Without efficient resources to grow food, farmers and their families especially suffer. It is estimated that 44% of the total population of India works in agriculture. Many farmers have died by suicide in recent years, drven to desperation when they could no longer depend on their crops to feed and support their families financially. 

This month a record-breaking drought forced thousands of Indians to migrate, in search of water. Western and southern Indian states received below average rainfall in the 2018 monsoon season, a period that is critical to 60% of India’s rain-fed agriculture. Experts believe the extreme weather patterns causing the drought and flooding conditions that put food production at risk are due to climate change.

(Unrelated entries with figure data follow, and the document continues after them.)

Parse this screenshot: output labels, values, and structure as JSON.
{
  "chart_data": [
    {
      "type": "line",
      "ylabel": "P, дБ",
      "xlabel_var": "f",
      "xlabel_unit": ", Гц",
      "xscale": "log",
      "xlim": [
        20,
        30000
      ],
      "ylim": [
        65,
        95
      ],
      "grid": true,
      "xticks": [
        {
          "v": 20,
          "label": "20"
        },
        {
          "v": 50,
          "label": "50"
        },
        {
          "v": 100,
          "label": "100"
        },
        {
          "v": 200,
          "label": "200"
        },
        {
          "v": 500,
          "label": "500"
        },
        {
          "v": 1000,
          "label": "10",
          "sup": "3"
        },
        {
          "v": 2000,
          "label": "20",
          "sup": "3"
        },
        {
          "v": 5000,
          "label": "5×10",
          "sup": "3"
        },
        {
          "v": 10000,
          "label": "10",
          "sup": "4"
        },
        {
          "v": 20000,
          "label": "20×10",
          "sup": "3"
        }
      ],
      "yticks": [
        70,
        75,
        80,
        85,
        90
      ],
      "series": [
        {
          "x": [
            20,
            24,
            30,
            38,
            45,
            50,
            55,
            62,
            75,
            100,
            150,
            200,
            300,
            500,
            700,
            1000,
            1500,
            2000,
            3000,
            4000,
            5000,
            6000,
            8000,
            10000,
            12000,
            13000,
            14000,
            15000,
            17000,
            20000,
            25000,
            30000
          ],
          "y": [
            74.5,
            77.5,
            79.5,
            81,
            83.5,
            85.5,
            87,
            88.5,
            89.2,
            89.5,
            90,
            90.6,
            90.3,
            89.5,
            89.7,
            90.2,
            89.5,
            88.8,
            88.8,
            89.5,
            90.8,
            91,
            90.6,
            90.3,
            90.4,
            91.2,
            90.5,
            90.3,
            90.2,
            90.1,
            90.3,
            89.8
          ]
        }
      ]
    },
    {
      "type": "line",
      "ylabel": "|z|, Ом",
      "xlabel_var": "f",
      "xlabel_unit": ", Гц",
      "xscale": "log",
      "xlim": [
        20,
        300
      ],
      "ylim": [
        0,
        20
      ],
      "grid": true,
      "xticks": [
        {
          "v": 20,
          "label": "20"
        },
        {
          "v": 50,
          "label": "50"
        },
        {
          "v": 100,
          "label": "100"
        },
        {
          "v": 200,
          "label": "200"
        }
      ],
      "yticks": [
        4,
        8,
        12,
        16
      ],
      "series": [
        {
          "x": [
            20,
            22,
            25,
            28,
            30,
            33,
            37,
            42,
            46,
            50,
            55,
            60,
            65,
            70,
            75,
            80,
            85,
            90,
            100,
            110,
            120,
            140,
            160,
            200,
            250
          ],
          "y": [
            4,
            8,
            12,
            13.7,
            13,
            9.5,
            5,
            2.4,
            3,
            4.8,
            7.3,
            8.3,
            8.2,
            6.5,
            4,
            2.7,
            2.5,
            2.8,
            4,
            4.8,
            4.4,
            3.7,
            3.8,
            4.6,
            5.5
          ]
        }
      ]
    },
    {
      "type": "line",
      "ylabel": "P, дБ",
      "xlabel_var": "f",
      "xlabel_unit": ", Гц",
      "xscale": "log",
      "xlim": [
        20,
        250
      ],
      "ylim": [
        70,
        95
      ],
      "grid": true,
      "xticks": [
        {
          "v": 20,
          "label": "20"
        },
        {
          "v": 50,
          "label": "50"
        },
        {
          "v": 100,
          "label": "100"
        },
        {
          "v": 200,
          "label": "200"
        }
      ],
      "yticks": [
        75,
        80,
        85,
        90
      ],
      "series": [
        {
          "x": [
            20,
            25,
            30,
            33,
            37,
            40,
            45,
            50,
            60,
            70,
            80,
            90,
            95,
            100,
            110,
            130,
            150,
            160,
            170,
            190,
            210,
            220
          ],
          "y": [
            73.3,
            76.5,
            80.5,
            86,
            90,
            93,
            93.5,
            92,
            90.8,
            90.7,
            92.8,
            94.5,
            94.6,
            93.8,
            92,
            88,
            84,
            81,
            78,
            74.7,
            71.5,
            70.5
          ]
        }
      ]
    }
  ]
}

On Saturday, Modi said water conservation and irrigation require a massive effort and participation. Last week he wrote letters asking village leaders to construct check dams — small dams that counter erosion — and embankments along rivers and streams. and build reservoirs to tackle the water crisis.

WSSCC said it will continue to lend support to Modi’s pledge to ensure sustainable and inclusive sanitation.

“The Government of India, alongside all the partners like us, must continue to place a special focus on the rural population to leave no one behind,” Coates said.